May 2021


Trust, alongside performance, is rapidly becoming a key operational requirement of AI models. Our research will focus on two key dimensions of trust:

  1. Explainability. The superior performance of AI models usually comes at the cost of model opacity, where humans cannot understand how decisions were made by the models without clear interpretations. Concerns over the black-box nature of AI hampers the further use of AI in mission-critical applications, such as finance and healthcare. High-quality explanations will enable us to understand and audit the AI models. However, most current explanation methods lack theoretical supports to generate faithful, informative, and concise explanations. Towards this end, we will research into explanations from three theoretical perspectives:

    i) Information theory to exhibit how information flows along with model architectures;
    ii) Game theory to identify the coalitions as prototypes or patterns memorized in the models; and
    iii) Causality to distinguish the causal and non-causal effects on explanations.

    Moreover, we propose using additional metrics (e.g., fidelity, accuracy, contrastivity, sanity checks) and visual inspections to quantitatively and qualitatively evaluate the quality of the generated explanations.
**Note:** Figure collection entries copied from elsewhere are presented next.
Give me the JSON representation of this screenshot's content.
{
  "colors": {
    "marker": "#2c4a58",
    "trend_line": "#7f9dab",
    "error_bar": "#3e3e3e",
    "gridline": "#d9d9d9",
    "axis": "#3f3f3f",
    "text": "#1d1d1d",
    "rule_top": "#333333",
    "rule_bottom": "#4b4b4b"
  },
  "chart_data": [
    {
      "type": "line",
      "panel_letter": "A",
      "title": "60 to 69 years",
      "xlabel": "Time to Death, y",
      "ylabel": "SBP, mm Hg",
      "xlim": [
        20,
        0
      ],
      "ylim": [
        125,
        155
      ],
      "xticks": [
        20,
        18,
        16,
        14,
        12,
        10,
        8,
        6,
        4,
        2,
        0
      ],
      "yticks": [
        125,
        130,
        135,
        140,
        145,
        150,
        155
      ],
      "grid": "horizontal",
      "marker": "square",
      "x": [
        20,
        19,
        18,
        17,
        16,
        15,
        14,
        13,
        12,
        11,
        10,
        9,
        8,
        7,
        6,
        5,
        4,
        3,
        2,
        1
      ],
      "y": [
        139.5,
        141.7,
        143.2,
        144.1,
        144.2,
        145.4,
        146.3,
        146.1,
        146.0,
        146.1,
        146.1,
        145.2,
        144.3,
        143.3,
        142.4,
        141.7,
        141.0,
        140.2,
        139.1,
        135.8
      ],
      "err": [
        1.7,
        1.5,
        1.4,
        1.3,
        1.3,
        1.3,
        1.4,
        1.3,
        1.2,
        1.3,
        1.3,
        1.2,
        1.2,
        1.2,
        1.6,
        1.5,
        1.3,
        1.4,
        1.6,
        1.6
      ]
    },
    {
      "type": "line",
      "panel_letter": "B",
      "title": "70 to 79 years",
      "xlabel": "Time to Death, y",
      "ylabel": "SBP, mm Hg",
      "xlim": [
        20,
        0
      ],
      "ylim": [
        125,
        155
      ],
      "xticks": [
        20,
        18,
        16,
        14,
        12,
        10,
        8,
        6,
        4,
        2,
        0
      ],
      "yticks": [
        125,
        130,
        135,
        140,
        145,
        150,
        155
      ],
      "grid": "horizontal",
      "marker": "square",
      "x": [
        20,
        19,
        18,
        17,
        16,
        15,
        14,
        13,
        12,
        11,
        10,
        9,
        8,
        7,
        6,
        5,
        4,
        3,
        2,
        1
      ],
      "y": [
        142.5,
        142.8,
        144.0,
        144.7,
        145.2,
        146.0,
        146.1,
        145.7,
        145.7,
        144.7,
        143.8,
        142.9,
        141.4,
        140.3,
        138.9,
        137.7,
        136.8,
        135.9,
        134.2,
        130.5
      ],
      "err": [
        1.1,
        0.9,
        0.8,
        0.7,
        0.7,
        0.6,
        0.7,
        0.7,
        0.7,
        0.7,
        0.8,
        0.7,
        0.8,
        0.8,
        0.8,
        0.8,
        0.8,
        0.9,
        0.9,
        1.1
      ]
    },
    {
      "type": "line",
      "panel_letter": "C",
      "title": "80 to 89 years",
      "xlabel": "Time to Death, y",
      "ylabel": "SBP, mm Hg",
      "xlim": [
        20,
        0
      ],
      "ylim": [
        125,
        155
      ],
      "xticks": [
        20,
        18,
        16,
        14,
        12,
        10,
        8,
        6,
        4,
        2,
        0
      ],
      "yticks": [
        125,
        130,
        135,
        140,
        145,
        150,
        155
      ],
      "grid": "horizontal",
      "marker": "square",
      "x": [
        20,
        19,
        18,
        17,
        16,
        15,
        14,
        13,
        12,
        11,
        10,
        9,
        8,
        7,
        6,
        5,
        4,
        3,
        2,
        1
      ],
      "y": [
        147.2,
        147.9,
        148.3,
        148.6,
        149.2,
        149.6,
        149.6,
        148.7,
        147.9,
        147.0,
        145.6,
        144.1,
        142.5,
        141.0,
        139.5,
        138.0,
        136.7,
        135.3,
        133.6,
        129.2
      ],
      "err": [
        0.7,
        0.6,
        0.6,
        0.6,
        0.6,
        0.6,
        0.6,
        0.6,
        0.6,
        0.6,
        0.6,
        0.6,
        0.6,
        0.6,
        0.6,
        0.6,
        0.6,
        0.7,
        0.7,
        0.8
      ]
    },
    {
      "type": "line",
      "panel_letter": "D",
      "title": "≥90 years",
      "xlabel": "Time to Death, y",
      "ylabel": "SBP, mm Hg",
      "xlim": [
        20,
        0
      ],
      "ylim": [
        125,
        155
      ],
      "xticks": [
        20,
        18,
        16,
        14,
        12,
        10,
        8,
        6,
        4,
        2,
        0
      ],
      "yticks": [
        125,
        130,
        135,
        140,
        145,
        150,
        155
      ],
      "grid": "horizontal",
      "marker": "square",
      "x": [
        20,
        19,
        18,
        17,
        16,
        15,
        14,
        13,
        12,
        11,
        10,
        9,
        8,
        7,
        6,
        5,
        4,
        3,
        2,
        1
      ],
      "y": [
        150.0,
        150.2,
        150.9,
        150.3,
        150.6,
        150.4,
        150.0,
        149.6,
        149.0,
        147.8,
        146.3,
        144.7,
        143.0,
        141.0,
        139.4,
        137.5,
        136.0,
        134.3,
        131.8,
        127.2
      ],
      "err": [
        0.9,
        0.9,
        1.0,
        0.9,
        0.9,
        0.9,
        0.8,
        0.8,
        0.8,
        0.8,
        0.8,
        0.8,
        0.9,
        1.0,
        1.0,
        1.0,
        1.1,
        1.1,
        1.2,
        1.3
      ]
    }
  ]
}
  2. Robustness. AI models are usually fragile and vulnerable to adversarial samples (e.g., image perturbations, malicious behaviors), which act as attacks to influence the models negatively and cause privacy leakage. This poses real threats to the deployment of AI models. Hence, it is essential to enhance the robustness of AI models against such adversarial attacks. Towards this end, the key research tasks to be carried out are:
    i) Adversarial attack to discover the drawbacks or backdoors of AI models, investigate the failure cases, and quantify their vulnerability;
    ii) Adversarial defense to learn how to identify and mitigate the negative influence of attacks.

For this research, we will build a framework of AI accountability, which contains a set of novel technologies and models to inspire trust and help to audit the AI models and results. Taking event detection as an example, our framework will:
(1) audit the performance of the models by returning the explanations on why the detected events are similar to the target event;
(2) provide early detection and monitoring for emerging events by highlighting the causation of detection results;
(3) avoid model failure and event misdetection by ensuring stability against attacks.

As a result, our framework will benefit real-world applications in Fintech, E-Commerce, and Healthcare domains.


Chen, J., Song, L., Wainwright, M. J., & Jordan, M. I. “Learning to explain: An information-theoretic perspective on model interpretation”. In ICML, 2018.

Goodfellow, I. J., Shlens, J., & Szegedy, C. “Explaining and harnessing adversarial examples”. In Arxiv, 2014.

Kilbertus, N., Ball, P. J., Kusner, M. J., Weller, A., & Silva, R. “The sensitivity of counterfactual fairness to unmeasured confounding”. In UAI, 2019.

Moraffah, R., Karami, M., Guo, R., Raglin, A., & Liu, H. Causal interpretability for machine learning-problems, methods and evaluation. In KDD, 2020.

Zhang, Q., Nian Wu, Y., & Zhu, S. C. “Interpretable convolutional neural networks”. In CVPR, 2018.